Kontrol Xbox 360 resmi harus berfungsi, dan banyak pengontrol lain, seperti Logitech F310, juga harus berfungsi. Sifat Android yang kacau balau, di mana produsen sering menerapkan perubahan dan fungsi yang berbeda ke OS yang tidak diprogram Google, berarti setiap perangkat individu mungkin atau tidak berfungsi. Tetapi untuk banyak perangkat yang sesuai dengan standar Google, mereka harus berfungsi.

Perangkat untuk Platform Lain

Sifat terbuka Android berarti Anda bahkan dapat menggunakan remote Wii, DualShock 3, dan DualShock 4 dengan ponsel atau tablet Android Anda. Jika Anda memiliki DualShock 4, belilah klip pintar sehingga Anda dapat dengan mudah menggunakan telepon Anda di atas pengontrol.

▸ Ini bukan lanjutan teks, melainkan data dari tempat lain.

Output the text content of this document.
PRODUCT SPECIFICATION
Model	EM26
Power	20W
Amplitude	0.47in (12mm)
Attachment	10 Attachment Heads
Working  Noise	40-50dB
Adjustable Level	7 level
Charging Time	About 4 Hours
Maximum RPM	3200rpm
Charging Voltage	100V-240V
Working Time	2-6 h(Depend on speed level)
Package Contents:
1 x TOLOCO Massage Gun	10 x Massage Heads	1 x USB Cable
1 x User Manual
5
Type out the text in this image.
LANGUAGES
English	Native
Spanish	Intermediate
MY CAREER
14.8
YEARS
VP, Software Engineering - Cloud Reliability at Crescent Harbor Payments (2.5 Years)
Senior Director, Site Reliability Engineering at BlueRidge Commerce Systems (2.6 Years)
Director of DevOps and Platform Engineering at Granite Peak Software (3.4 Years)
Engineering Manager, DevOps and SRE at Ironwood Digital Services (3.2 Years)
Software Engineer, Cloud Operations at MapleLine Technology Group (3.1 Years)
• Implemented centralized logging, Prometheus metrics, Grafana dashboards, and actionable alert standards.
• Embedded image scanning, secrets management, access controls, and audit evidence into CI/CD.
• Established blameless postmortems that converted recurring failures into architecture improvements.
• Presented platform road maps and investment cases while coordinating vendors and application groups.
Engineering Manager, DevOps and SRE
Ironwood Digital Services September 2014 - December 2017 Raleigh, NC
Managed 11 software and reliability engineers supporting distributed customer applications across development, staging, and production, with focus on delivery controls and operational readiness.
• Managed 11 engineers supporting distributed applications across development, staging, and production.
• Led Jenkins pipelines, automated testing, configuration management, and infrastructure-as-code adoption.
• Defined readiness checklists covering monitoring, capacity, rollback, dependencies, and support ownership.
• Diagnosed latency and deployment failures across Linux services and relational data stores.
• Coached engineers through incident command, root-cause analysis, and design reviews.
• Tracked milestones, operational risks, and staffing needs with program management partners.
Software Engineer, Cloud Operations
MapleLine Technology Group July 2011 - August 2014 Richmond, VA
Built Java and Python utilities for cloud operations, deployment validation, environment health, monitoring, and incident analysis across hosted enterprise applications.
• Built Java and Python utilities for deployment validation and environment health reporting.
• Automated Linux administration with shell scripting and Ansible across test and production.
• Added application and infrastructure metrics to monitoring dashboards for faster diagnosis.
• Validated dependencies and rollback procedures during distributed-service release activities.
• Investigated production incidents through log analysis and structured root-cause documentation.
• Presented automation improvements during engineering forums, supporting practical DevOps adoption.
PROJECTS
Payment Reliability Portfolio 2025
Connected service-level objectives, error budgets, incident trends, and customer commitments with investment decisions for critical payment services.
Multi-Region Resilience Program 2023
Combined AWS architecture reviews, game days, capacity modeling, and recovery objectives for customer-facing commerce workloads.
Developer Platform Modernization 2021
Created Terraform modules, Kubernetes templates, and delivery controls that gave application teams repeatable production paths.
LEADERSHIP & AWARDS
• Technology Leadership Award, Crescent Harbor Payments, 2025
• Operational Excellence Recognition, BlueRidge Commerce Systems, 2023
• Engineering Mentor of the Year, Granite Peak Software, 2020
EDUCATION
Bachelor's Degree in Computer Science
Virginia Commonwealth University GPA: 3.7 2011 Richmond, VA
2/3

SteelSeries membuat pengontrol berkualitas tinggi, termasuk SteelSeries Stratus XL baru untuk Windows dan Android. Jika Anda seorang gamer multiplatform, perangkat ini mungkin layak untuk dicoba. Tidak hanya mendukung Android, tetapi juga mendukung Xinput pada Windows, memberikan kompatibilitas yang luas dengan game-game pengontrol di sana. Stratus tidak memiliki klip untuk memegang telepon, jadi Anda harus menggunakannya dengan tablet atau kotak TV.

Jika Anda mencari pilihan anggaran yang bagus, iPega membuat beberapa pengontrol yang akan berfungsi dengan baik. Mereka juga memiliki beberapa opsi eksotis, termasuk yang dengan touchpads untuk kontrol mouse pada pengontrol. Selain itu, ada opsi yang sangat langka: pengontrol yang benar-benar mendukung tablet, dan memungkinkan Anda untuk memegangnya di tangan Anda alih-alih ditopang di atas meja atau terhubung ke TV. Ini mungkin agak lebar, tetapi jika Anda terbiasa dengan pengontrol tablet Wii U, ini akan berfungsi dengan baik untuk Anda.

Mendukung Game Pengontrol

Sementara ada ratusan game yang mendukung pengendali, termasuk penembak orang pertama seperti Dead Trigger 2 , aksi-RPG seperti Jiwa yang tersesat , dan game balap seperti Riptide GP2 , kadang-kadang dukungan terbatas. Sering kali, pengembang seluler fokus pada iOS, dan mereka kurang menyadari kemampuan Android.